Bike advocates argue in a time of sky-high gas prices, the government should encourage people to park their cars and pick up a bike. But with work on the intercounty connector now underway, plans for a continuous 18-mile bike path are now stalled.
The chairman of the Montgomery County Planning Board blames money and environmental issues. That's something the Washington Area Bicyclist Assistant Director Eric Gilliland calls ridiculous.
"The ICC is going to cut across some very environmentally sensitive areas," he says, "If you're going to go ahead and build a six-lane highway, you might as well add a 10-foot bike path to it."

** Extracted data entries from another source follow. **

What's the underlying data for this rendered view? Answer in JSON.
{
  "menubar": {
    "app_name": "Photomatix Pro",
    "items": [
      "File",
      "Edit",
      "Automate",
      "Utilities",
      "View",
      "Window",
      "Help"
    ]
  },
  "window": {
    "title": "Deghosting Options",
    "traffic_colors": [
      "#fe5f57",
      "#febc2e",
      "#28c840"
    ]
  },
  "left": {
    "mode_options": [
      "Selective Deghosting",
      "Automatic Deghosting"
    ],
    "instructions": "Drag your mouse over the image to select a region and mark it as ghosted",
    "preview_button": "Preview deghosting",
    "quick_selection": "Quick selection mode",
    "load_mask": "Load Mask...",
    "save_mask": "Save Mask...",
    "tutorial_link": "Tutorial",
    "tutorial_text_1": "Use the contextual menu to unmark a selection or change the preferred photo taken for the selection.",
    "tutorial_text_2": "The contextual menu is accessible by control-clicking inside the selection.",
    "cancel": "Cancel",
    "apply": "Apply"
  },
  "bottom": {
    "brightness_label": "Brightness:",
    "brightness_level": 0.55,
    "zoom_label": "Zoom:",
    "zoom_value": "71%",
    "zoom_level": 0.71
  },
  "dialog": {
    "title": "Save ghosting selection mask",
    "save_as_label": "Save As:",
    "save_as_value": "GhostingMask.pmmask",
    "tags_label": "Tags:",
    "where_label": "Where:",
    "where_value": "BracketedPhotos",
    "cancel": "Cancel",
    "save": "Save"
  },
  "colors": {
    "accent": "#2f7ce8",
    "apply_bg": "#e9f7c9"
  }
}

"I think that is a reasonable argument except it goes nowhere just as the bike path will go nowhere if we don't make these connections," said Montgomery County Planning Board Chairman Royce Hanson.
Since the Federal Government's plans for the ICC eliminated several sections that would have made a continuous bike path, the county has to figure out how to connect the pieces that the state will build by either using parkland or using existing roads and bikeways. Planners say cyclists will have to divert off the ICC bike path onto local roads such as New Hampshire Avenue and Layhill Road.
Bicyclist Glen Harrison considers the proposition dangerous. "It just creates a lot more crash zones and conflicts in between walkers, bikers, automobiles and other road users."
The Planning Board is expected to review the bike path issue next month and then make its recommendation to the county council.